U.S. Treasuries ended the week on a lower note with longer tenors showing relative weakness after a prolonged stretch of outperformance. Longer-dated Treasuries started the day with modest losses and continued sliding in steady fashion into the afternoon while shorter tenors climbed in the early going, but could not avoid a lower finish. This morning featured the airing of a CNBC interview, in which President Trump voiced his displeasure with rising rates and threatened to impose tariffs on all imports from China. Mr. Trump later took to Twitter, calling out China, the European Union, and “others” for “manipulating their currencies and interest rates lower while the U.S. is raising rates.” St. Louis Fed President James Bullard, who expressed concern with the pace of rate hikes three weeks ago, said President Trump is just one more voice in the interest-rate debate and that the Fed will not be swayed by public criticism from the president. Today’s selling pressure on the long end lifted the 30-yr yield to a three-week high while the slope of the yield curve saw some steepening after more than a month of near-daily flattening. The 2s10s spread widened by four basis points to 30 bps while the 2s30s spread expanded by five basis points to 43 bps.

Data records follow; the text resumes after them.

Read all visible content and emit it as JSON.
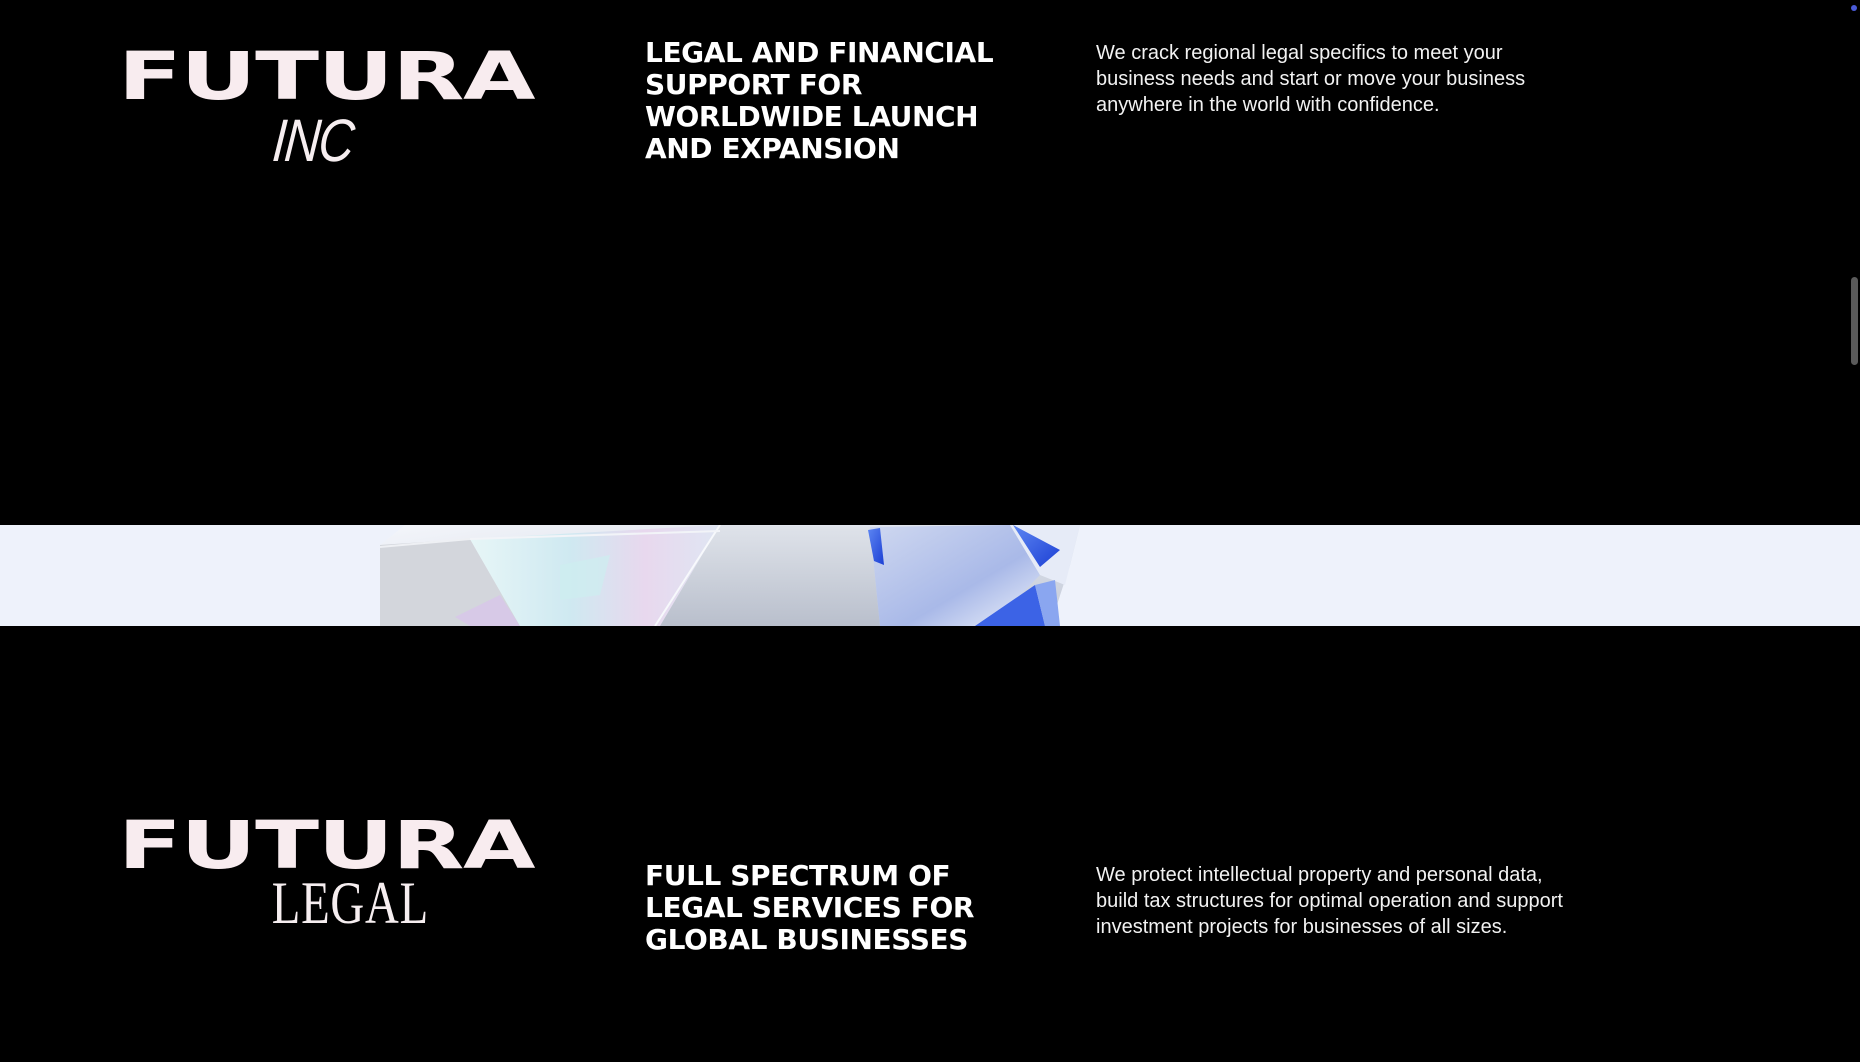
{
  "sections": [
    {
      "logo_word": "FUTURA",
      "logo_sub": "INC",
      "heading": "LEGAL AND FINANCIAL SUPPORT FOR WORLDWIDE LAUNCH AND EXPANSION",
      "description": "We crack regional legal specifics to meet your business needs and start or move your business anywhere in the world with confidence."
    },
    {
      "logo_word": "FUTURA",
      "logo_sub": "LEGAL",
      "heading": "FULL SPECTRUM OF LEGAL SERVICES FOR GLOBAL BUSINESSES",
      "description": "We protect intellectual property and personal data, build tax structures for optimal operation and support investment projects for businesses of all sizes."
    }
  ],
  "colors": {
    "background": "#000000",
    "band": "#eef2fb",
    "logo": "#f8ecef",
    "accent_blue": "#1f4fe0"
  },
  "icons": {
    "crystal": "crystal-prism-image"
  }
}
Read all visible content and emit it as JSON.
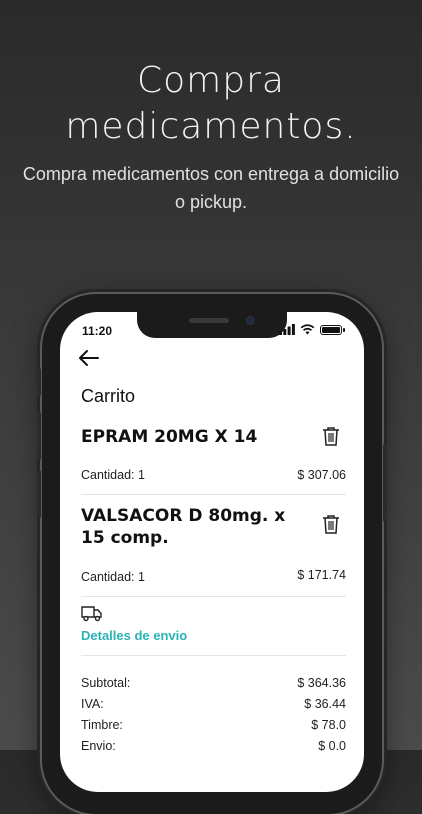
{
  "hero": {
    "title_line1": "Compra",
    "title_line2": "medicamentos.",
    "subtitle": "Compra medicamentos con entrega a domicilio o pickup."
  },
  "status_bar": {
    "time": "11:20"
  },
  "header": {
    "back_icon": "arrow-left-icon"
  },
  "cart": {
    "title": "Carrito",
    "items": [
      {
        "name": "EPRAM 20MG X 14",
        "quantity_label": "Cantidad: 1",
        "price": "$ 307.06"
      },
      {
        "name": "VALSACOR D 80mg. x 15 comp.",
        "quantity_label": "Cantidad: 1",
        "price": "$ 171.74"
      }
    ],
    "shipping": {
      "icon": "truck-icon",
      "link_label": "Detalles de envio"
    },
    "summary": [
      {
        "label": "Subtotal:",
        "value": "$ 364.36"
      },
      {
        "label": "IVA:",
        "value": "$ 36.44"
      },
      {
        "label": "Timbre:",
        "value": "$ 78.0"
      },
      {
        "label": "Envio:",
        "value": "$ 0.0"
      }
    ]
  },
  "colors": {
    "accent": "#29b3b6",
    "background": "#333333",
    "screen": "#ffffff"
  }
}
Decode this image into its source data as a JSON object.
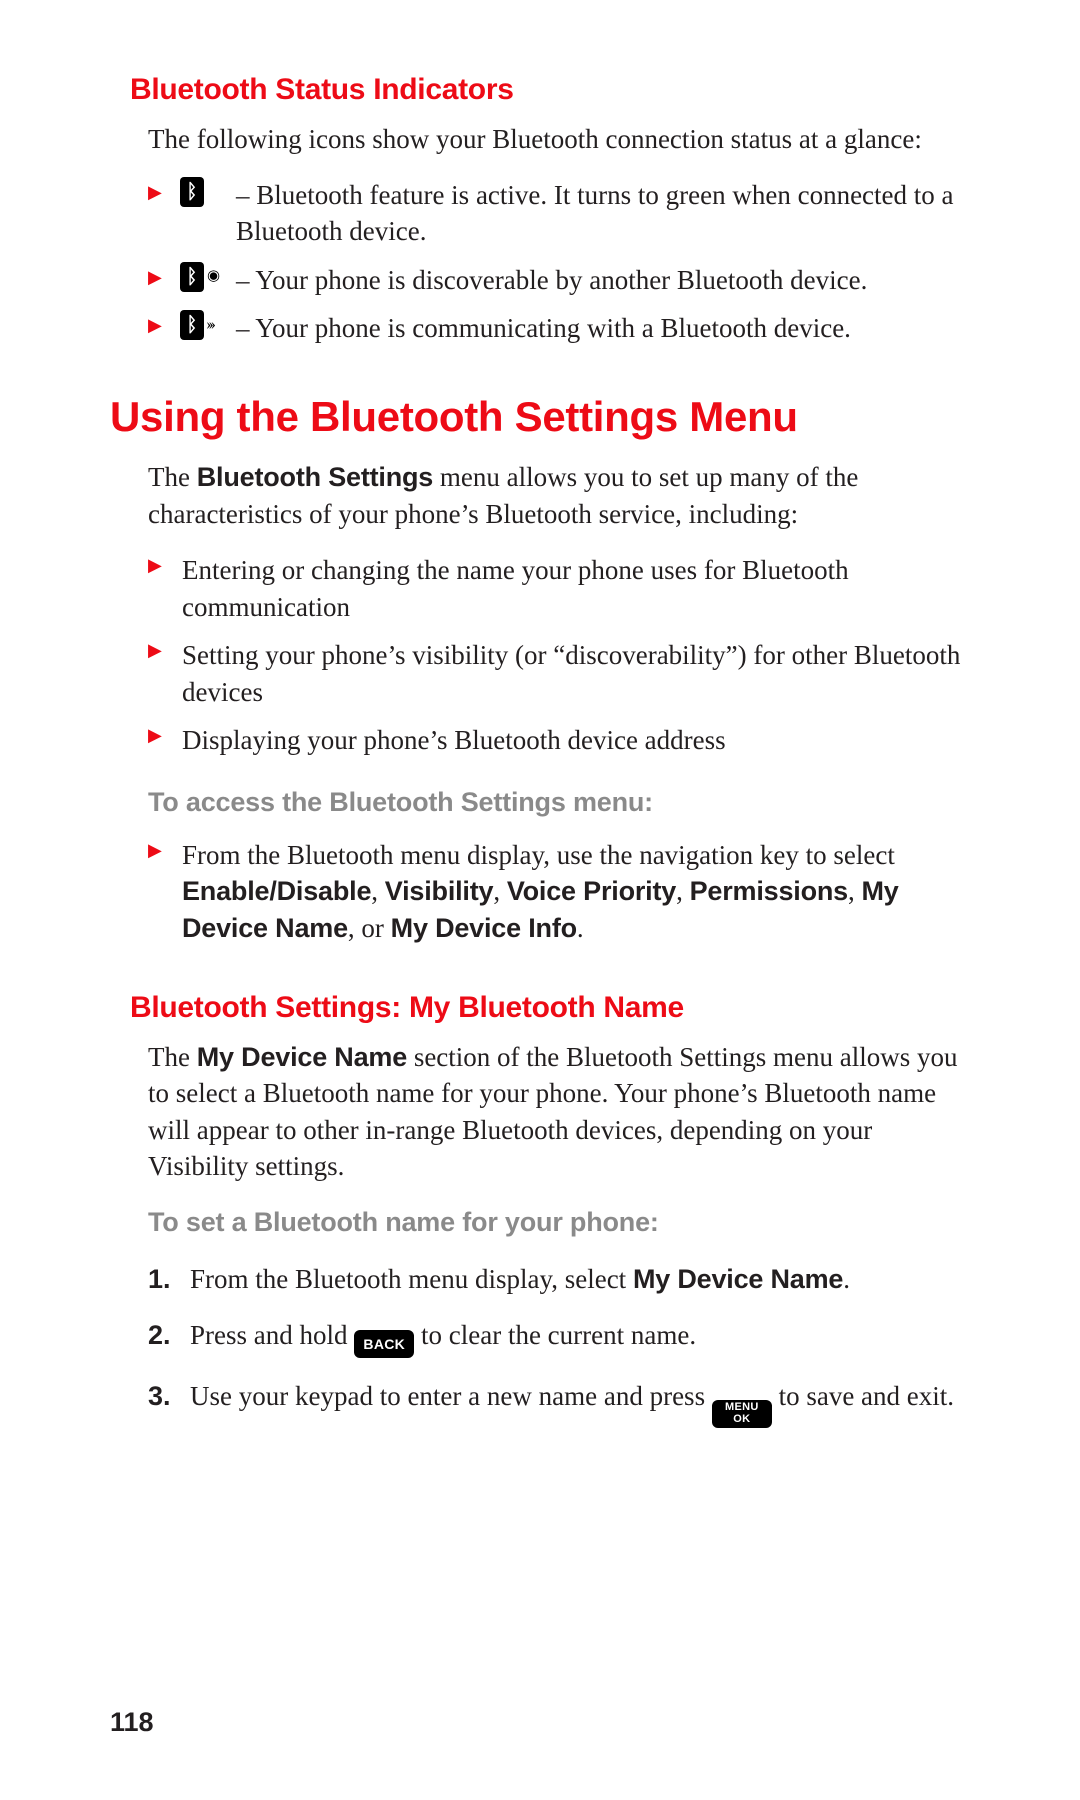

The yield curve steepened as the longer maturities gained against the shorter maturities’ yields. The spread between the 5s10s widened to 13bps from 10bps the previous week while the 10s30s widened to 13bps from 10bps the previous week. 


The Bloomberg Commodity Index settled at 83.68, lower than 83.83 the previous week as energy and metals continue their seasonal weakness.  

WTI oil fell below $67/barrel but closes above $68.00 for the week. The spread between WTI and Brent widened for a second week to $4.81 from $4.30 the previous week.

EIA petroleum data for the week ended June 13

U.S. commercial crude oil inventories (excluding those in the Strategic Petroleum Reserve) increased by 5.8 mln barrels from the previous week. At 411.1 mln barrels, U.S. crude oil inventories are about 2% below the five year average for this time of year. Total motor gasoline inventories decreased by 3.2 mln barrels last week and are about 5% above the five year average for this time of year. Finished gasoline and blending components inventories both decreased last week. Distillate fuel inventories decreased by 0.4 mln barrels last week and are about 13% below the five year average for this time of year. Propane/propylene inventories increased by 1.7 mln barrels last week and are about 10% below the five year average for this time of year. Total commercial petroleum inventories increased by 6.0 mln barrels last week.

Natural gas inventory showed a build of 46 bcf vs a build of 51 bcf in the prior week- nat gas pops higher. Working gas in storage was 2,249 Bcf as of Friday, July 13, 2018, according to EIA estimates. This represents a net increase of 46 Bcf from the previous week. Stocks were 710 Bcf less than last year at this time and 535 Bcf below the five-year average of 2,784 Bcf. At 2,249 Bcf, total working gas is within the five-year historical range.

Baker Hughes total U.S. rig count decreased by 8 to 1046 following last week’s increase of 2.

Metals: Seasonal weakness persists

Agriculture: Wheat strengthens for a second week



Week 30 (July 23 to 27) on the DIA tends to start out bullish (with some divergence) on Monday,  very bearish on Tuesday and becomes bullish on Wednesday, Thursday and Friday across our 5, 10 and 15 year averages on our seasonal model

The SPY tends to start out bullish (with some divergence) on Monday,  bearish on Tuesday, bullish on Wednesday and Thursday then becomes very bearish on Friday across our 5, 10 and 15 year averages on our seasonal model.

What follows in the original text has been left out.